If you have a fire and the CME barter notes are burnt, they could be recovered to some extent, as the melted metal would still retain much of its value as a precious metal.
Assurance ATM Shared Risk Bond
Once you have a large network of ATM machines across the earth, people wanting to use the CME barter notes could form an assurance bond, to collectively spread the burden of a loss across the entire network. To learn more see:
“The Bonding Platform”
Not Legal Tender
The CME barter notes are not legal tender, they should not be traded for fiat directly, and a clear statement is printed on the obverse side of every note. “Not Legal Tender”.
By accepting this CME barter note you must agree that it:
Cannot be trade for anything that has no intrinsic value, only traded in an equivalent reciprocal trade. So cannot be used to extinguish a tax or fee extortion, interest, fine, charge, penalty, or gambling demand.
Cannot be used to trade for any fiat or other propositional medium of exchange, as they possess no intrinsic value so cannot be trade in reciprocation.

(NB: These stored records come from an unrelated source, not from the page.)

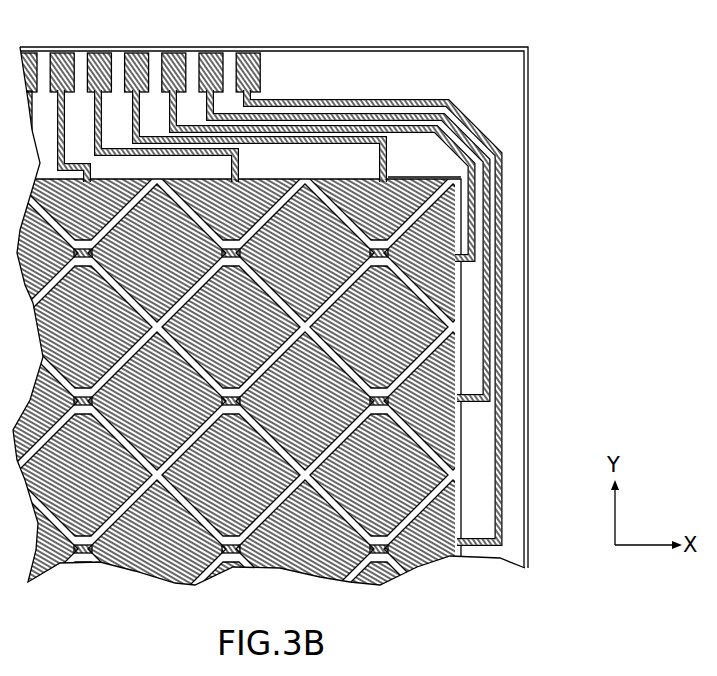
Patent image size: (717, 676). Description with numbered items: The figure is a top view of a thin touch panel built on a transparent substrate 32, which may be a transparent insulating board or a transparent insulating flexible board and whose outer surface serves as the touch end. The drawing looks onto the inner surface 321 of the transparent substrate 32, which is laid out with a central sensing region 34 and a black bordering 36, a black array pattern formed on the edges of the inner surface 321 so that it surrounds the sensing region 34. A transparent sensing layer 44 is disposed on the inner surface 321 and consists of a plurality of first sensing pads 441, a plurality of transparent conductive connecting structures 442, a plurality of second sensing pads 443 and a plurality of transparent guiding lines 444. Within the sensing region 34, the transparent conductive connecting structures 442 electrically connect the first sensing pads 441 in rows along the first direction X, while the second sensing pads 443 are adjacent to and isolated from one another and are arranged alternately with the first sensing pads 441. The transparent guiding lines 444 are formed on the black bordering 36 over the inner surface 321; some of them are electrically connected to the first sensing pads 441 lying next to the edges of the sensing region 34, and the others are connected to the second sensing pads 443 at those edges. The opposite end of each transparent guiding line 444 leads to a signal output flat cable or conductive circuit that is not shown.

The transparent substrate 32 is at (108, 45).
The inner surface 321 is at (390, 585).
The sensing region 34 is at (363, 583).
The black bordering 36 is at (512, 528).
The transparent sensing layer 44 is at (326, 383).
The first sensing pads 441 is at (443, 232).
The transparent conductive connecting structures 442 is at (378, 256).
The second sensing pads 443 is at (393, 203).
The transparent guiding lines 444 is at (498, 392).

The universality of the CME barter mechanism notes means you are no longer robbed with exchange rates, or bank charges, and anyone can use it, as it has intrinsic value, so it needs no laws to make it acceptable, when a fiat hyper-inflates, the CME barter notes are unaffected and it never expires, for example, when a new parasitical monarch is imposed in the UK, all the bank notes are recalled and new ones created with the picture of the new ass hole of the monarchy.
4% presently exists as fiat cash, but this is not a natural volume of cash actually needed to allow free circulation, likely less than 1% of the TME cryptocurrency needs to exist as barter notes, to allow people to trade freely, it allows some to hoard physical value, in case the Internet fails, it allows others outside of the closed bond platforms to trade, in a limited way, without being a part of the advancing platform, and it removes the monopoly of the fiat banking fraud.
The Cost of Creating a Production System
The costs of setting up a production system, would be quite high, and not all locations safe, due to govern mental corporate Mafia, who may wish to prevent it, one solution is, at locations that allow production, people living in locations preventing production could travel and bring $10,000/£10,000 of silver notes back on each trip, to build a local supply.
Need bonds could be formed to mine silver directly in regions where it was a possibility, but as the global destruction of the infrastructure of control is being engineered to crash, to allow the new world order great reset monopolies to be installed, a window of opportunity exists.